Decolonial Translation Group


Com Fanon, Ontem e Hoje, por Nelson Maldonado-Torres

Nelson Maldonado-Torres é presidente da Associação Caribenha de Filosofía.

No contexto do qüinquagésimo aniversário da morte de Frantz Fanon, este curto ensaio tenta delinear a relevância da obra do autor, dentro do contexto das contínuas mobilizações anti-colonialistas e anti-racistas no Terceiro e Primeiro Mundo. O ensaio oferece uma visão algo distinta a outras expressões recentes, tais como a de Philippe Pierre-Charles e Oliver Besancenot, e tenta establecer algumas linhas de contato com movimentos sociais atuais, tais como os “indígenas da república” na França.

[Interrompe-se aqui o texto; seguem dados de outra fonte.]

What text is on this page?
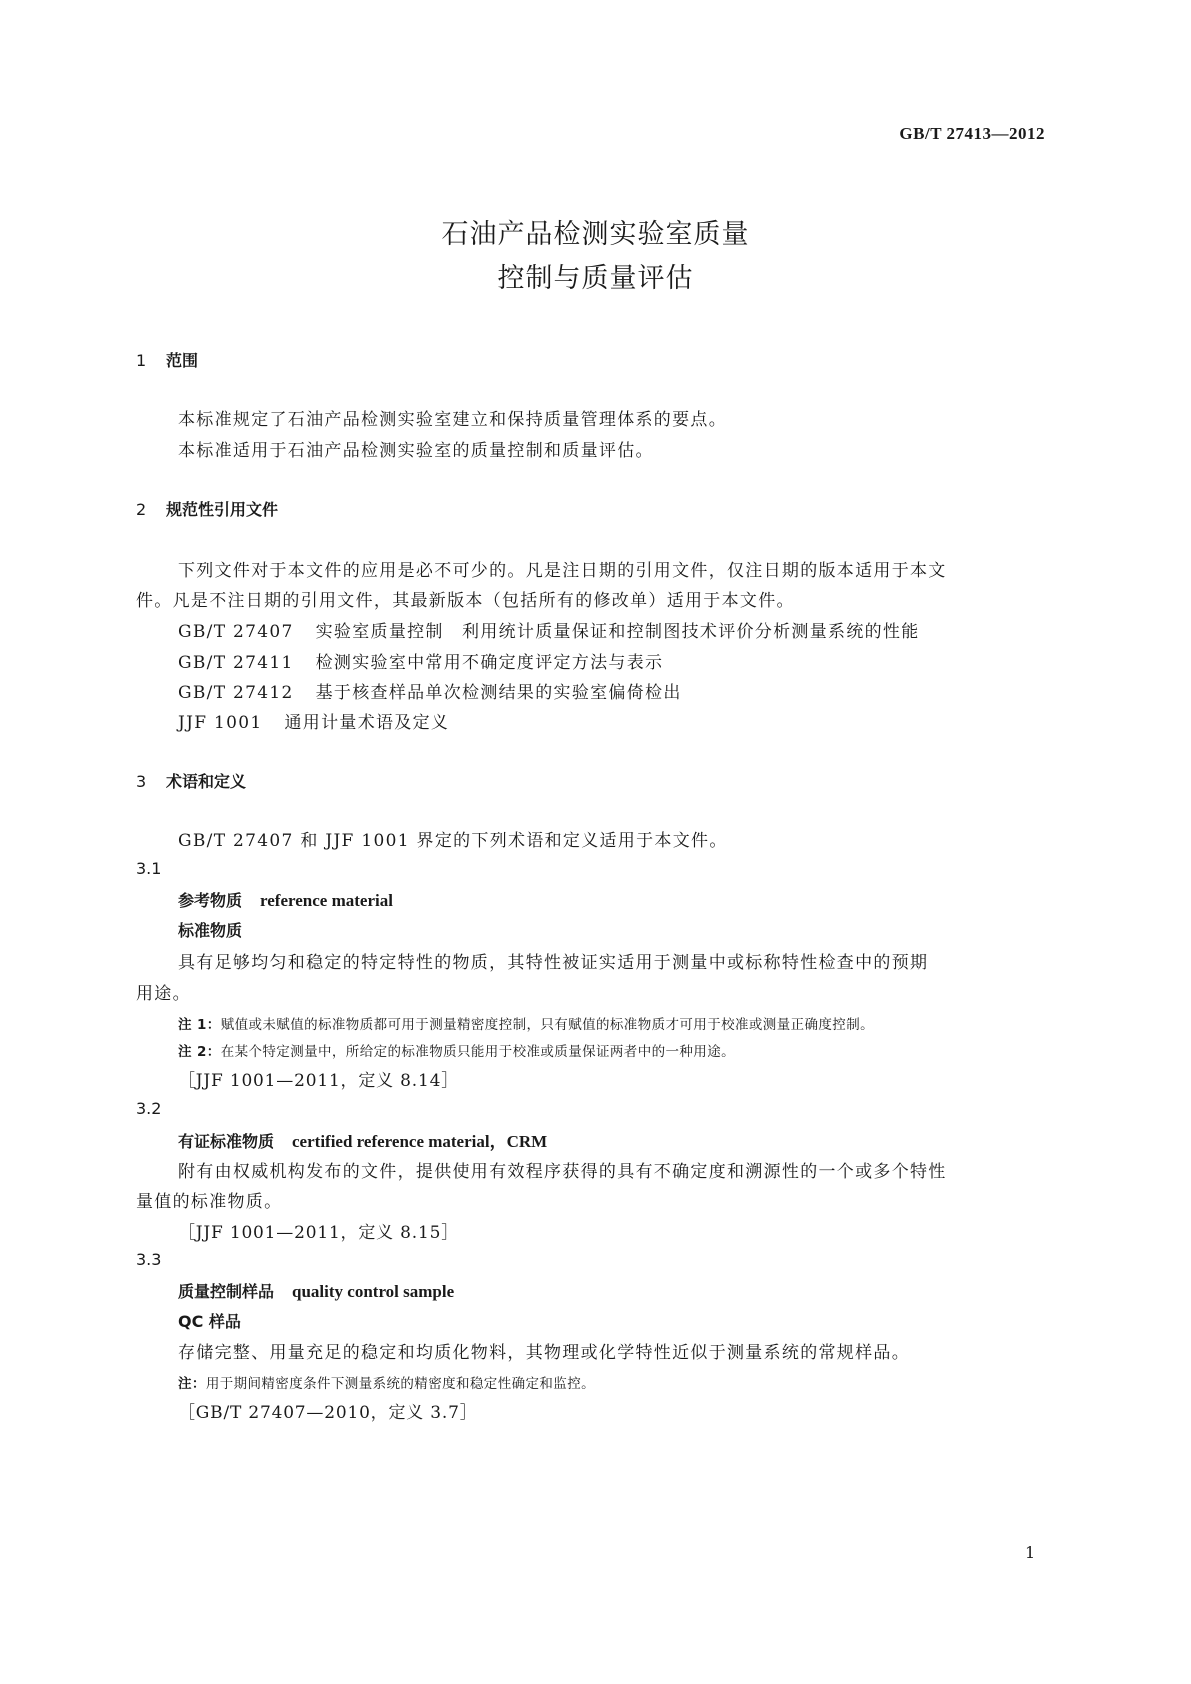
GB/T 27413—2012
石油产品检测实验室质量
控制与质量评估
1 范围
本标准规定了石油产品检测实验室建立和保持质量管理体系的要点。
本标准适用于石油产品检测实验室的质量控制和质量评估。
2 规范性引用文件
下列文件对于本文件的应用是必不可少的。凡是注日期的引用文件，仅注日期的版本适用于本文
件。凡是不注日期的引用文件，其最新版本（包括所有的修改单）适用于本文件。
GB/T 27407 实验室质量控制　利用统计质量保证和控制图技术评价分析测量系统的性能
GB/T 27411 检测实验室中常用不确定度评定方法与表示
GB/T 27412 基于核查样品单次检测结果的实验室偏倚检出
JJF 1001 通用计量术语及定义
3 术语和定义
GB/T 27407 和 JJF 1001 界定的下列术语和定义适用于本文件。
3.1
参考物质 reference material
标准物质
具有足够均匀和稳定的特定特性的物质，其特性被证实适用于测量中或标称特性检查中的预期
用途。
注 1：赋值或未赋值的标准物质都可用于测量精密度控制，只有赋值的标准物质才可用于校准或测量正确度控制。
注 2：在某个特定测量中，所给定的标准物质只能用于校准或质量保证两者中的一种用途。
［JJF 1001—2011，定义 8.14］
3.2
有证标准物质 certified reference material，CRM
附有由权威机构发布的文件，提供使用有效程序获得的具有不确定度和溯源性的一个或多个特性
量值的标准物质。
［JJF 1001—2011，定义 8.15］
3.3
质量控制样品 quality control sample
QC 样品
存储完整、用量充足的稳定和均质化物料，其物理或化学特性近似于测量系统的常规样品。
注：用于期间精密度条件下测量系统的精密度和稳定性确定和监控。
［GB/T 27407—2010，定义 3.7］
1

Faz pouco mais de cinquenta anos que o grande pensador , veterano martiniques e argelino Frantz Fanon escreveu: “ A explosão não terá lugar hoje.É muito cedo…Ou muito tarde.” (1973:7). Fanon escreveu estas palavras após haver participado junto à resistência francesa na Segunda Guerra Mundial, antes de chegar na Argélia e unir-se à Frente de Libertação Nacional. Sua participação em ambas guerras tinha algo em comum: sua oposição ao racismo, ao imperialismo, ao colonialismo e à desumanização de uns povos por outros. Explosões houveram por todas as partes durante estas guerras e, ainda assim, a persistência dos problemas que Fanon confrontou naquele momento indicava que “a explosão” que nos levaría a um final todavía não havia chegado.E que sua chegada tampouco era certa.
Ainda hoje, cinquenta anos a partir de sua morte,  em um certo sentindo nos encontramos nestas mesmas condições existenciais e históricas. Embora seja certo que  as relações coloniais formais não são tantas nem tão óbvias como foram naquele momento, é necessário admitir que ainda existe um padrão de poder global e um universo de representações simbólicas fortemente enrraízadas na larga história das relações coloniais modernas, incluindo aquí, entre outros, o racismo, a escravidão e o genocidio modernos. Na mesma linha de Fanón, o sociólogo peruano Aníbal Quijano se refere a isto como a “colonialidade do poder” e a pensadora jamaicana Sylvia Wynter o novo  “propter nos”, o discurso civilizatório da modernidade

Assim, o objetivo hoje continua sendo lutar contra as relações formais de colonização, assim como desenhar estratégias de oposição e mudanças em relação às dimensões coloniais, racistas e desumanizadoras dos estados-nação e de um padrão global de poder que nao pode denominar-se meramente capitalista. Fanon mesmo nos aconselhava em seu clásico “Os condenados da terra” a evitar  concepções que reduzem o problema do colonialismo e do racismo a um problema de clase. “Nas colônias, a infraestrutura é igualmente uma superestrutura. A causa é consequência:   se é rico porque é branco, se é branco porque é rico. Por isso as análises marxistas devem modificar-se ligeiramente sempre que se aborda o sistema colonial” (1977:34). Cinquenta anos depois de sua morte,  ainda nos falta muito para entender e assimilar todas as dimensões desta sentença fanoniana sobre todos os círculos de esquerda.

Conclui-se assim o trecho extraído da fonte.